For some recent project work, I found myself building and rebuilding the same or similar Azure environments and resources specific to Azure data workloads (Azure Data Factory, Synapse, etc.). I’ve been interested in DevOps for some time and the combination of these things led me to dig into Infrastructure as Code.
I thought I’d share some of my recent experiences and learnings. Specifically, as it relates to automating and managing deployment of Azure Data Factory environments and resources.
It’s a common buzzword/term these days, but what is Infrastructure as Code? IaC is a software engineering methodology that involves managing and provisioning infrastructure resources using code and automation techniques. It treats infrastructure configuration, deployment, and management as software artifacts, enabling infrastructure to be versioned, tested, and deployed using the same practices as software development.
Traditionally, infrastructure provisioning and management involved manual processes, where system administrators would configure servers, networks, and other infrastructure components manually.

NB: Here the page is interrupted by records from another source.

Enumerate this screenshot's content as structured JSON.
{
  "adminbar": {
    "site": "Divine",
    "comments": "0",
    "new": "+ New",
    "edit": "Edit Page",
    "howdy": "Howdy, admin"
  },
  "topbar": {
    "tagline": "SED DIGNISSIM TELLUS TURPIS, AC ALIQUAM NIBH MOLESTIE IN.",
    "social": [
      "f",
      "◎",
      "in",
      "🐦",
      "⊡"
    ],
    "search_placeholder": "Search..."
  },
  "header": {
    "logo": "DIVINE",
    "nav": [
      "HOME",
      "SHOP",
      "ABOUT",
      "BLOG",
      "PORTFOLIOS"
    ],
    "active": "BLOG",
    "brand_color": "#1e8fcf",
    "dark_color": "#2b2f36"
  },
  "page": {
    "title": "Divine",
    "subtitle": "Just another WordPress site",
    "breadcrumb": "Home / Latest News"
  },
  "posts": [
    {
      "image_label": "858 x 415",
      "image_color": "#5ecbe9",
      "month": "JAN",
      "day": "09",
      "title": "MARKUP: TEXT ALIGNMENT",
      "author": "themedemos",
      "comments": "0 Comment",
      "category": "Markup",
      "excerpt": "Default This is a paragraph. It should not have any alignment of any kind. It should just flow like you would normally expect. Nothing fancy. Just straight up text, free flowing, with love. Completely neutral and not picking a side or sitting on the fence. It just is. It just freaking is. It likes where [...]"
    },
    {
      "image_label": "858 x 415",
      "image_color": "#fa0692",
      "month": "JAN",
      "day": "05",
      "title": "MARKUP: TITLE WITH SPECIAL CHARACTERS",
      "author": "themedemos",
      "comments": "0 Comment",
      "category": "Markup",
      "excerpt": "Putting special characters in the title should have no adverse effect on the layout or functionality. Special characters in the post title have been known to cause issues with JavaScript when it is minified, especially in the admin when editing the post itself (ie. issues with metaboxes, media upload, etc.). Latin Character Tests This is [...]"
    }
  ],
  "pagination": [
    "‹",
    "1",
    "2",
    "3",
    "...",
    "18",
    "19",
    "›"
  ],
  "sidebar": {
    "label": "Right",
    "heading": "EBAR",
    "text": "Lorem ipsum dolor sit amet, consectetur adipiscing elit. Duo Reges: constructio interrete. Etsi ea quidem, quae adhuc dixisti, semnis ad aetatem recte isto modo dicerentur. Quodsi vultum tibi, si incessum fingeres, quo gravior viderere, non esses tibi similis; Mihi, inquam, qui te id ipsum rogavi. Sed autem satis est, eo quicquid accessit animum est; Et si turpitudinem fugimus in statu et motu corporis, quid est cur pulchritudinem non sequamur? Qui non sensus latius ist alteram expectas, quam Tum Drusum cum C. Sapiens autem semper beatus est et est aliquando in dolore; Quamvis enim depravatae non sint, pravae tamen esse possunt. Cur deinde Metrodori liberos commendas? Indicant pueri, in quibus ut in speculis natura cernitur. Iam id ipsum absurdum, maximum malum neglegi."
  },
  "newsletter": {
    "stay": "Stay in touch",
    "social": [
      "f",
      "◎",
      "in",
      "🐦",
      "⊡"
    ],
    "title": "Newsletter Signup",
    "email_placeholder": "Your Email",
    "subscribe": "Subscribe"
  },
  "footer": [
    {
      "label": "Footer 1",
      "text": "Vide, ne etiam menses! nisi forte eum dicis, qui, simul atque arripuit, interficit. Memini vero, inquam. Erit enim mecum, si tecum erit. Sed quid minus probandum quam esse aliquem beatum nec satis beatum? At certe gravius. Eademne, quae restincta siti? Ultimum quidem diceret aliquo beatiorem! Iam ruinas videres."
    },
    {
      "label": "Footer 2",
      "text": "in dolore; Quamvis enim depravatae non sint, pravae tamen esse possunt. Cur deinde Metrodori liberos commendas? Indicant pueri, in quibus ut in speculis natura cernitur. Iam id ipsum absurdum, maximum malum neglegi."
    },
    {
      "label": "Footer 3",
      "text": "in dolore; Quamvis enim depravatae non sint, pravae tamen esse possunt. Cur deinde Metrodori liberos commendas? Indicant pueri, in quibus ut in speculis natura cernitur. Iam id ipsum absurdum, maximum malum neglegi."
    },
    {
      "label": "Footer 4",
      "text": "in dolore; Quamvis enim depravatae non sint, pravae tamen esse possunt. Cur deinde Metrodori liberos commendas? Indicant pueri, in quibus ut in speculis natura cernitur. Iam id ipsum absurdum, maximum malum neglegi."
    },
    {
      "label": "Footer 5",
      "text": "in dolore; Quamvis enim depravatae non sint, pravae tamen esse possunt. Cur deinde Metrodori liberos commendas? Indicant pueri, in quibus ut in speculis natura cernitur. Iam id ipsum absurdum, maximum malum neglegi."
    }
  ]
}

With the overwhelming move to the cloud, there is no longer the need (or even the ability) to physically touch or access servers, switches, or any hardware. So, some form of automated / logical deployment is only natural. Treating infrastructure as software allows you to leverage many of the same DevOps methodologies and practices you may be using already. Is allows you to manage your infrastructure and cloud environments as part of the same CI/CD processes.
Within IaC, infrastructure resources are defined in human-readable configuration files, or code, that describe the desired state of the infrastructure. IaC code is typically some form of domain specific language using a declarative syntax that includes some form of programming control constructs, variables, etc. These code files can then be stored in a version control system, allowing teams to collaborate, review changes, and track the history of infrastructure configurations.
IaC tools interpret the code and interact with the underlying platforms to create, modify, or delete the required resources. They ensure that the infrastructure's actual state matches the desired state specified in the code, and any differences are automatically reconciled.
For my recent project, the IaC approach was particularly appealing because I needed to deploy the same, or similar, data engineering environments repeatedly. Based on situation-specific criteria, I needed to deploy various workload environments in specific, pre-defined ways. For this article, I’ll focus specifically on building an Azure Data Factory and related resources.
Clients often don’t have a lot of experience with the data engineering and analytics environments I’m building for them. So, in addition to configuring and deploying the actual working environment, the IaC process allows me to ‘embed’ some standard best practices, coding samples and other aids into the deployment process. Some practices I typically try to suggest to customers include:
In addition to consistently providing standard best practices in deployed environments, IaC gives me the opportunity to provide a basis for some knowledge transfer and training on the solutions by deploying sample files and other training assets. As you’ll see below, I use an IaC approach to deploy not just a data factory, but linked services, datasets, pipelines and sample data files. All these assets are defined via IaC to work together and demonstrate recommended way to use these assets.
For the project I was working on, my needs were specific to Microsoft Azure. Multi-cloud, on-prem or hybrid environments just didn’t come into play. There are many IaC languages and tools out there that address all these areas. They all have their pros and cons, and I don’t intend to get into recommendations or evaluations here. Although, Terraform does seem to be the de facto standard in this space.
Azure Resource Manager (ARM) is the deployment and management service for Azure. You can define and deploy Azure resources using ARM templates. But ARM templates are ‘lots of JSON’ and I find them hard to read and difficult to work with. As the Azure platform has evolved, Microsoft has provided Azure Bicep. Bicep is a declarative domain specific language used to define and deploy Azure resources. Bicep is really a “transparent abstraction” over ARM and ARM templates providing a much more concise and readable syntax, reliable type safety, and support for code reuse. Anything you can do or deploy in Azure or with ARM can be done in Bicep. All resource types, properties, API versions and new features available via ARM are available via Bicep. In my case, that meant some newly released and preview features I wanted to leverage were available right away.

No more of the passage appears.